General Motors Co, Ford Motor Co, Chrysler-parent Stellantis NV and Toyota Motor North America have urged Congress to lift a cap on the $7,500 electric vehicle tax credit, citing higher costs to produce zero-emission vehicles in a letter.
The joint letter from the automakers’ CEOs stressed they have pledged to invest over $170 billion through 2030 to aid in EV development, production and sale.
But the current $7,500 tax credit phases out after a manufacturer hits 200,000 vehicles sold. GM and Tesla are no longer eligible for the consumer tax credits. Toyota reported its credits will expire by the end of 2022 after it hits the cap. Ford also will hit the cap
"We ask that the per-(automaker) cap be removed, with a sunset date set for a time when the EV market is more mature," the automakers said in the letter. "Recent economic pressures and supply chain constraints are increasing the cost of manufacturing electrified vehicles which, in turn, puts pressure on the price to consumers."
Automakers fear the window of opportunity for the U.S. Congress to extend EV tax credits will close if Republicans take over the Senate and the House in mid-term elections.

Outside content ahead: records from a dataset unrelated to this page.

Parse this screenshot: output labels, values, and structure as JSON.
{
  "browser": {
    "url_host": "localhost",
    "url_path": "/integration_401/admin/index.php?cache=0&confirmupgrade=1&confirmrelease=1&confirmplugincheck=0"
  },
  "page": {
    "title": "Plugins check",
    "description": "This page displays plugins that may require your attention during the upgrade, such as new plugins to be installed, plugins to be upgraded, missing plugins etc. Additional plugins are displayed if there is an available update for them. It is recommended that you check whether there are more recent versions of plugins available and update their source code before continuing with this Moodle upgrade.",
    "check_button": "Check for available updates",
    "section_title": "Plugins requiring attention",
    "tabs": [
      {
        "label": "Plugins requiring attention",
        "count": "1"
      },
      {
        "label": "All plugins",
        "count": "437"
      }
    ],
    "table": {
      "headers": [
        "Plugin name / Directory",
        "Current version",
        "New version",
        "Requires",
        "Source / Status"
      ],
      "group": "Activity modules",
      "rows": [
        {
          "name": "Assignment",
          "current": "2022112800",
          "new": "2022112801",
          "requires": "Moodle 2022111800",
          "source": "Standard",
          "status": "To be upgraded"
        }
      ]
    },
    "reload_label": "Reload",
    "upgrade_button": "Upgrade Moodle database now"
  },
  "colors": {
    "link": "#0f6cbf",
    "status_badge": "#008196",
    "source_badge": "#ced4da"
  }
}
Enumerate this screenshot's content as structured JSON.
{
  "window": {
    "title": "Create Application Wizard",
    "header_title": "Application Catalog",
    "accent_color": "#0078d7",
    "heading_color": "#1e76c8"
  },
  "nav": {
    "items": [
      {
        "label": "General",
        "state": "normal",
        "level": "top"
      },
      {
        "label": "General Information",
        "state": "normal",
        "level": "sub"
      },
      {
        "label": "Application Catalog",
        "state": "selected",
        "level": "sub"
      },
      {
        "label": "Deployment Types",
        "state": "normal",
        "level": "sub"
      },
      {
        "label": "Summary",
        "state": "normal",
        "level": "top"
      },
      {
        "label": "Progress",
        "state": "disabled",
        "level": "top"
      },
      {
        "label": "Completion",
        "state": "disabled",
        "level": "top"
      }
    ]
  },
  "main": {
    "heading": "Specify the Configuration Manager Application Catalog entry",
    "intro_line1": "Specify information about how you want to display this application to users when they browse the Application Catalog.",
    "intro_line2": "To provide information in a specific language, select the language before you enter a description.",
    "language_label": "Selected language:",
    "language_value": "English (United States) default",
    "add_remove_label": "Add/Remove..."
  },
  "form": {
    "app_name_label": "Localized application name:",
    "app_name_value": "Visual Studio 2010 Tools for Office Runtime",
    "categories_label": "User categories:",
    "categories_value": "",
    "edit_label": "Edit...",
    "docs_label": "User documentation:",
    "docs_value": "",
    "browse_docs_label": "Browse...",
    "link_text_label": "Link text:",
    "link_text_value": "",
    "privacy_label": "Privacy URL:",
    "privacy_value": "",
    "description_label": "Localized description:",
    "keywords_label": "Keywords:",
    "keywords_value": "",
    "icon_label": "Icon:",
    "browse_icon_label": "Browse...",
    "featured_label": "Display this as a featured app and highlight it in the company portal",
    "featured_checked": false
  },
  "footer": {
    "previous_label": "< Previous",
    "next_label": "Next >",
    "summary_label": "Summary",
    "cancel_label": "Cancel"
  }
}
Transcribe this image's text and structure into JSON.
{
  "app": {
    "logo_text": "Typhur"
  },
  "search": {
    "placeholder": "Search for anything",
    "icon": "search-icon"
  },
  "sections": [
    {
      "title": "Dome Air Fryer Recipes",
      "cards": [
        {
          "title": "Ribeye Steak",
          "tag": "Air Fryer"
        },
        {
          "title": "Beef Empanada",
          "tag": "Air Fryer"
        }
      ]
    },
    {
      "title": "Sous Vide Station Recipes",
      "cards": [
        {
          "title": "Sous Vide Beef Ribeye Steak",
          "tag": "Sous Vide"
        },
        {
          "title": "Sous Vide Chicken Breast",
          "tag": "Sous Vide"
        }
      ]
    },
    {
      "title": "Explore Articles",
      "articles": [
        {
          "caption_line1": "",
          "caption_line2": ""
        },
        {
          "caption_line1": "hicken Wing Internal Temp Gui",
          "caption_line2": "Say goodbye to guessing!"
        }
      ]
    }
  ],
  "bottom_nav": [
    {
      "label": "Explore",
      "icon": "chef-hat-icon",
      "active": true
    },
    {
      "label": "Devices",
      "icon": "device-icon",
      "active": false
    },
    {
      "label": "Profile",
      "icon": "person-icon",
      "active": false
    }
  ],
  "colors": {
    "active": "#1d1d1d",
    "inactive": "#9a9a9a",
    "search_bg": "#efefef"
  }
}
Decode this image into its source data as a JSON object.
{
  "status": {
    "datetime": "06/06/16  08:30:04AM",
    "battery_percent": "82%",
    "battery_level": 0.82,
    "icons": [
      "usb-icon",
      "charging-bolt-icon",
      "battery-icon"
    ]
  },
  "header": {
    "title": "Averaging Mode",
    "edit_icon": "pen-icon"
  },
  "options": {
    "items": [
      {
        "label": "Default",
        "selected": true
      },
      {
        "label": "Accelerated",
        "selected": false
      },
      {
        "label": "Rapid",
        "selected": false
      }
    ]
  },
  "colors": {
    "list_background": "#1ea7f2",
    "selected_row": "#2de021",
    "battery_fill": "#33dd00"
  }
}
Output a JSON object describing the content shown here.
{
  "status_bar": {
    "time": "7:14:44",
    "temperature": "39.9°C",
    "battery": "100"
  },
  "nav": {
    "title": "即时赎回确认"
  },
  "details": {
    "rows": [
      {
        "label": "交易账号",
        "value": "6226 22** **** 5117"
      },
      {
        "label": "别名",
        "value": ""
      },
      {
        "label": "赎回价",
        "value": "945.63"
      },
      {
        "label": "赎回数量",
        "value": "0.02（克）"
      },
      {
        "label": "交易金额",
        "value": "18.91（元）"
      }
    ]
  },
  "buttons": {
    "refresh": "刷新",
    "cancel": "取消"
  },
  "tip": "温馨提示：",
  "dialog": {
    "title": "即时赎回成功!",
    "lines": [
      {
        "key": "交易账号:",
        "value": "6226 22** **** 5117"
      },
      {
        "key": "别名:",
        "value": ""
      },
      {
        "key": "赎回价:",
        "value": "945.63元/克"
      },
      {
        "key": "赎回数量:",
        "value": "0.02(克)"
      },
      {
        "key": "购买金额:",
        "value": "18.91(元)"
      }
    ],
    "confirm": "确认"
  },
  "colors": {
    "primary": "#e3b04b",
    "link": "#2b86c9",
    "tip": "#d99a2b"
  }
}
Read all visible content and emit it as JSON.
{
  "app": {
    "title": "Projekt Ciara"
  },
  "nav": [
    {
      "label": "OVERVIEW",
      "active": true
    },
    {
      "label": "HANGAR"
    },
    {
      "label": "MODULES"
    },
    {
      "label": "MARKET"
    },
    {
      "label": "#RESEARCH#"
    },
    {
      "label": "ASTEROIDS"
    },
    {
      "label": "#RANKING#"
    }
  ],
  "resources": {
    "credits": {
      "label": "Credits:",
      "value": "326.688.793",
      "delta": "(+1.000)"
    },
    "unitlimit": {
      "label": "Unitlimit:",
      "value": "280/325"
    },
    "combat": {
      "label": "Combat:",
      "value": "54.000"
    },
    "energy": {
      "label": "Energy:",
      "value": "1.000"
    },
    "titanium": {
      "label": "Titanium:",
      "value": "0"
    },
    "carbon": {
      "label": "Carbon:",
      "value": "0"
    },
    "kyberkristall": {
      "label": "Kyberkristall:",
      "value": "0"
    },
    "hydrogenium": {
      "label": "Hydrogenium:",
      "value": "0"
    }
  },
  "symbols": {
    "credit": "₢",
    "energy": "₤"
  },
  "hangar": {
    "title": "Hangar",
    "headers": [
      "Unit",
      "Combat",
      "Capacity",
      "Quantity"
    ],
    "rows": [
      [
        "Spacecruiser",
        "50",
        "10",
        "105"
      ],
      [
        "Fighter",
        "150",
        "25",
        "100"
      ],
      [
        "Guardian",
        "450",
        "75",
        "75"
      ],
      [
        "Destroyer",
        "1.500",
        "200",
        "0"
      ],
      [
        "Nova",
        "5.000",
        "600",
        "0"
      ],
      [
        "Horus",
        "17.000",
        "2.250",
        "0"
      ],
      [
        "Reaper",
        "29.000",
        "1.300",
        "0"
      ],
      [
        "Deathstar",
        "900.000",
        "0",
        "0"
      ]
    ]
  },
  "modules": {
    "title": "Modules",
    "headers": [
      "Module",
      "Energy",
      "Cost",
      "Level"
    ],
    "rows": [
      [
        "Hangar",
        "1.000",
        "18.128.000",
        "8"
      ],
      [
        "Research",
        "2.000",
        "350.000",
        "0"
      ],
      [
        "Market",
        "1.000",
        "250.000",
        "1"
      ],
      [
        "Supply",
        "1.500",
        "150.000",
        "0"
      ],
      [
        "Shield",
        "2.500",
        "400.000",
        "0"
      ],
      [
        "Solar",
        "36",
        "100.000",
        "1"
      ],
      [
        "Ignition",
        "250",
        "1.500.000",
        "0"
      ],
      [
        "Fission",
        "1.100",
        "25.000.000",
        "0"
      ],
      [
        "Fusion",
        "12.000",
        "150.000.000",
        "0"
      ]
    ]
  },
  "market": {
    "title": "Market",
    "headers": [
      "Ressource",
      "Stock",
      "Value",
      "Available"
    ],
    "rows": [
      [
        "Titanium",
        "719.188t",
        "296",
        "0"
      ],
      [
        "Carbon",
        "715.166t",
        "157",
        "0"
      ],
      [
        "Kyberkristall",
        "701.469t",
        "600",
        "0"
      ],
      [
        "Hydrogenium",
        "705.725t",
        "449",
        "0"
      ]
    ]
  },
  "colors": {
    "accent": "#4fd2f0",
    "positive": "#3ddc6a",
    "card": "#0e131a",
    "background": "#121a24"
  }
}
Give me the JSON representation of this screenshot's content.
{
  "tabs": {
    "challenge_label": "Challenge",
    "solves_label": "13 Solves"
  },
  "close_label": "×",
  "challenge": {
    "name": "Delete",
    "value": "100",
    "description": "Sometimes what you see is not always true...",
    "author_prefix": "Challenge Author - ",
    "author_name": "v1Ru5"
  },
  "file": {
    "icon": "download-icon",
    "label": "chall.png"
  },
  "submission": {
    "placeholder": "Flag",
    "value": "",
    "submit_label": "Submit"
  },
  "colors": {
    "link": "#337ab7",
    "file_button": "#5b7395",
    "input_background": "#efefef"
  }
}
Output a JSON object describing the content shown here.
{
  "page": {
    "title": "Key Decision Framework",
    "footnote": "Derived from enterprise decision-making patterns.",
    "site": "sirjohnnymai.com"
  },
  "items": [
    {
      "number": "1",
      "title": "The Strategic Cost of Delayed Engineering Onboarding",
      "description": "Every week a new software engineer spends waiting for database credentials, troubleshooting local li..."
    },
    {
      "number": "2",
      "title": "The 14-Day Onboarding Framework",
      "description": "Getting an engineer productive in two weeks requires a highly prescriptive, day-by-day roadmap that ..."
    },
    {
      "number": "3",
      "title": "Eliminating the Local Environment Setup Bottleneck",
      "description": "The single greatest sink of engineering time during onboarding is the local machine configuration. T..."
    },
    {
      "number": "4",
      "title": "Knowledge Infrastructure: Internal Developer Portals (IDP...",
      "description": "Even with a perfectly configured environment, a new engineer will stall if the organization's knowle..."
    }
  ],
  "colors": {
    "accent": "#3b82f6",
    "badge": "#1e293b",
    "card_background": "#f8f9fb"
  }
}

Not everyone agrees with the need to extend the cap. In April, Sen. Joe Manchin questioned the need to extend electric vehicle tax credits, citing strong consumer demand and Chinese production of battery components.
"There's a waiting list for EVs right now with the fuel price at $4. But they still want us to throw $5,000 or $7,000 or $12,000 credit to buy electric vehicles. It makes no sense to me whatsoever," Manchin said. "When we can't produce enough product for the people that want it and we're still going to pay them to take it -- it's absolutely ludicrous in my mind."
In 2021, the Biden Administration proposed hoisting EV tax credits to $12,500 -- including a $4,500 incentive for union-made, U.S. assembled vehicles.
Manchin also opposed the union-only incentive, as did Toyota.
President Biden also backed a 30% credit for commercial electric vehicles, a $4,000 used EV tax credit, and phasing out credits for EVs manufactured outside the United States.